Climigration is no longer a concern for the future; it is a challenge today. The notion of strategically relocating entire communities has quickly moved from imagination to reality.
For instance, in 2016 the US Department of Housing and Urban Development provided US$1 billion to help communities adapt to climate change in 13 states. The grants included the first direct allocation of federal funding to move an entire community.
Isle de Jean Charles in Louisiana is the first US community to undergo federally sanctioned climigration. The move has been forced by the loss of coastal land to rising seas and storm surges. Last December, the state bought land at residents’ preferred site to develop their new community.
Climigration options were previously considered in Alaska. Climate-induced coastal erosion has threatened the viability of the village of Newtok for many years. Its residents voted in 2003 to relocate to higher ground but the relocation looks unlikely to be completed before 2023.
Critical factors in climigration
Climigration is, of course, not a phenomenon restricted to the US and Australia. It is a growing concern for many countries.
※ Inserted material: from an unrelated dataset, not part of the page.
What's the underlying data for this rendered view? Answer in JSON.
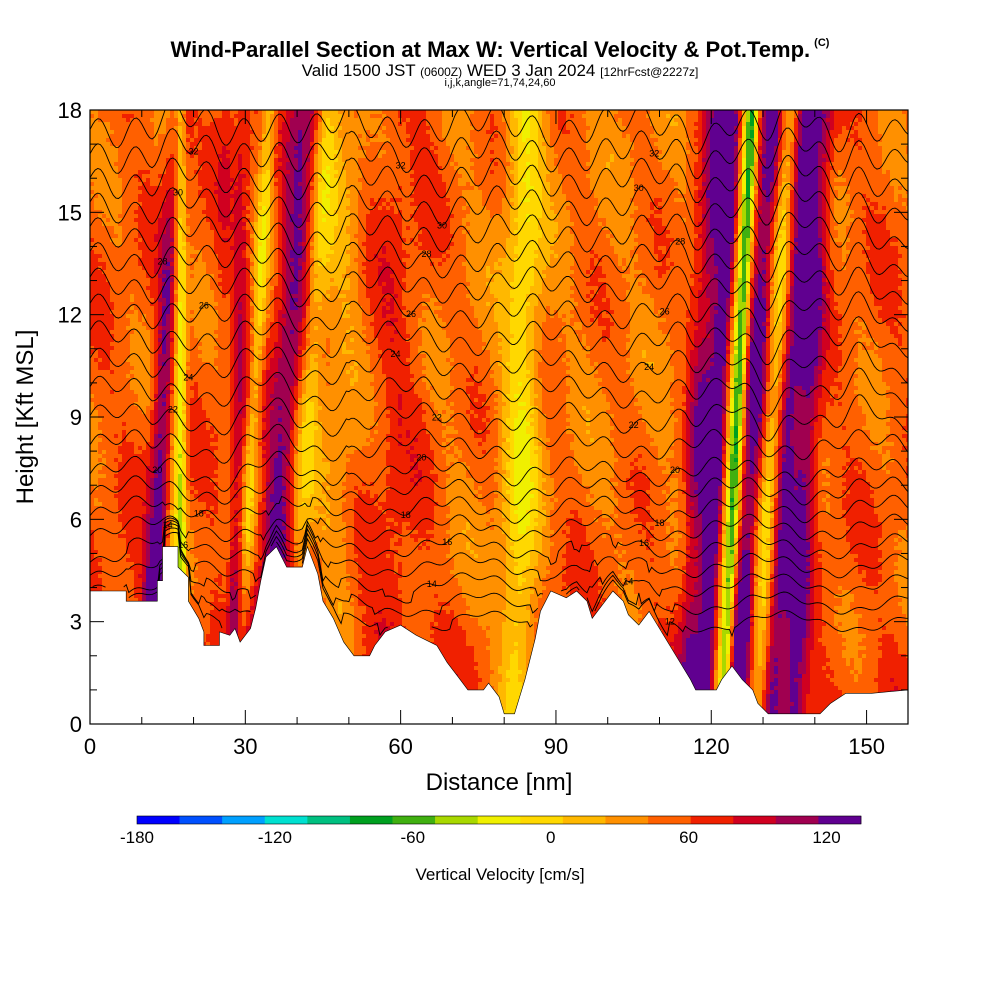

Our research sought to establish a framework for effective climigration planning. We systematically reviewed international case studies of community relocations undertaken because of environmental hazards. As part of this we developed a hierarchy of influencing factors in planning for climigration.
We found that the degree to which a community agrees on the need to relocate is a crucial influence. Consensus generates social capital, which supports action and improves the prospects of successful outcomes.
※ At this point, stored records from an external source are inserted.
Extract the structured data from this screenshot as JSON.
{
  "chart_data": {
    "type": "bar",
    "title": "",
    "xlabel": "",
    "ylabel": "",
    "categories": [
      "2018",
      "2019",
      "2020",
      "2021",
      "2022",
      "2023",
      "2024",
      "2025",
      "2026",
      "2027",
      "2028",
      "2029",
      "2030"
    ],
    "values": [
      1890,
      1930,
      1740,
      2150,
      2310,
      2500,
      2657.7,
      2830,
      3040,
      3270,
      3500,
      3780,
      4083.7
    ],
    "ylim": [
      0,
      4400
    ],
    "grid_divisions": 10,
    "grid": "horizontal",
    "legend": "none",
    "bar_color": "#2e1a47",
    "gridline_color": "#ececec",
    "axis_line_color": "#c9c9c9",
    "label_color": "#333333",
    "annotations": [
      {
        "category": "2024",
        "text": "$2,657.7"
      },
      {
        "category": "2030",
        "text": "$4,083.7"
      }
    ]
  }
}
Perception of the timing and severity of risks is another critical factor. Immediate, obvious risks are more likely to motivate action. Motivation can be low if risks are seen as a problem for the distant future, even if impacts may eventually be devastating.
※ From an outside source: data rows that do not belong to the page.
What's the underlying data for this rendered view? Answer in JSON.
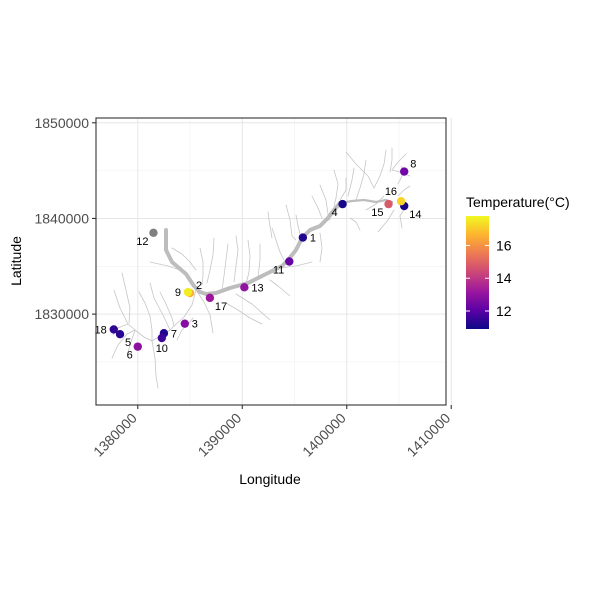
{
  "chart_data": {
    "type": "scatter",
    "title": "",
    "xlabel": "Longitude",
    "ylabel": "Latitude",
    "xlim": [
      1376000,
      1409500
    ],
    "ylim": [
      1820500,
      1850500
    ],
    "x_ticks": [
      1380000,
      1390000,
      1400000,
      1410000
    ],
    "x_tick_labels": [
      "1380000",
      "1390000",
      "1400000",
      "1410000"
    ],
    "y_ticks": [
      1830000,
      1840000,
      1850000
    ],
    "y_tick_labels": [
      "1830000",
      "1840000",
      "1850000"
    ],
    "grid": true,
    "legend": {
      "title": "Temperature(°C)",
      "position": "right",
      "ticks": [
        12,
        14,
        16
      ],
      "tick_labels": [
        "12",
        "14",
        "16"
      ],
      "range": [
        10.9,
        17.8
      ],
      "colors": [
        "#0d0887",
        "#5c01a6",
        "#9c179e",
        "#cc4778",
        "#ed7953",
        "#fdb42f",
        "#f0f921"
      ]
    },
    "colors": {
      "mainstem": "#bdbdbd",
      "tributary": "#c0c0c0"
    },
    "points": [
      {
        "label": "1",
        "x": 1395800,
        "y": 1838000,
        "temp": 11.2,
        "label_pos": "right"
      },
      {
        "label": "2",
        "x": 1385000,
        "y": 1832200,
        "temp": 16.6,
        "label_pos": "above-right"
      },
      {
        "label": "3",
        "x": 1384500,
        "y": 1829000,
        "temp": 12.8,
        "label_pos": "right"
      },
      {
        "label": "4",
        "x": 1399600,
        "y": 1841500,
        "temp": 11.0,
        "label_pos": "below-left"
      },
      {
        "label": "5",
        "x": 1378300,
        "y": 1827900,
        "temp": 11.3,
        "label_pos": "below-right"
      },
      {
        "label": "6",
        "x": 1380000,
        "y": 1826600,
        "temp": 12.9,
        "label_pos": "below-left"
      },
      {
        "label": "7",
        "x": 1382500,
        "y": 1828000,
        "temp": 11.2,
        "label_pos": "right"
      },
      {
        "label": "8",
        "x": 1405500,
        "y": 1844900,
        "temp": 12.4,
        "label_pos": "above-right"
      },
      {
        "label": "9",
        "x": 1384800,
        "y": 1832300,
        "temp": 17.6,
        "label_pos": "left"
      },
      {
        "label": "10",
        "x": 1382300,
        "y": 1827500,
        "temp": 11.6,
        "label_pos": "below"
      },
      {
        "label": "11",
        "x": 1394500,
        "y": 1835500,
        "temp": 12.2,
        "label_pos": "below-left"
      },
      {
        "label": "12",
        "x": 1381500,
        "y": 1838500,
        "temp": null,
        "label_pos": "below-left"
      },
      {
        "label": "13",
        "x": 1390200,
        "y": 1832800,
        "temp": 13.0,
        "label_pos": "right"
      },
      {
        "label": "14",
        "x": 1405500,
        "y": 1841300,
        "temp": 11.0,
        "label_pos": "below-right"
      },
      {
        "label": "15",
        "x": 1404000,
        "y": 1841500,
        "temp": 14.8,
        "label_pos": "below-left"
      },
      {
        "label": "16",
        "x": 1405200,
        "y": 1841800,
        "temp": 17.2,
        "label_pos": "above-left"
      },
      {
        "label": "17",
        "x": 1386900,
        "y": 1831700,
        "temp": 13.2,
        "label_pos": "below-right"
      },
      {
        "label": "18",
        "x": 1377700,
        "y": 1828400,
        "temp": 11.4,
        "label_pos": "left"
      }
    ]
  }
}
Political, economic and logistical support from government moderately influences the success of community relocation. Relocation may still occur without government support, but this is not preferable and the chances of success are lower.
Strong local leadership can improve the capacity of communities to face the reality of relocation and then to resettle. Strategic leadership from outside agencies is a complement to local leadership, not a substitute.
Strategic and land-use planning systems will be central public agencies in many climigration cases.
Planners already have relevant skills and training. These include community consultation, mediation and stakeholder engagement. Planners can coordinate land acquisition and development applications. They can provide temporary housing, infrastructure and transportation.
Planning for climigration also requires other professional input, including disaster management, social psychology and engineering.
Strategic planning for climigration should begin as early as possible. Vulnerable communities can be identified using risk mapping.
Alternative sites can then be shortlisted and potential logistical demands identified.
Securing land for relocation may place planners in the middle of competing forces. They need to be careful and deliberative to balance the expectations of residents, government, and the market.
Consultation is vital to secure community consensus in the event of climigration. It is a key tool for planners to explain risks and engage residents in crucial decisions.
Specific policy frameworks for climigration are preferable but not essential. When used, they can improve coordination and reduce the risk of negative outcomes.
A confronting concept
While climigration is not yet a common planning issue, it is likely to become an increasingly urgent agenda. Climigration events like those in Louisiana, Alaska and Queensland are just the first wave.
There are limits to the feasibility of climigration. It might only be viable for small towns and villages. Undoubtedly there will be cases where climigration is rejected as too much of challenge.
Triage-based planning could be helpful in deciding which communities to relocate.
Accepting the notion of climigration may be the biggest challenge for planners. The idea that the only viable future for a community is to be relocated elsewhere is unusual and confronting. Managing climigration through planning practice may prove more straightforward than adjusting to the idea in the first place.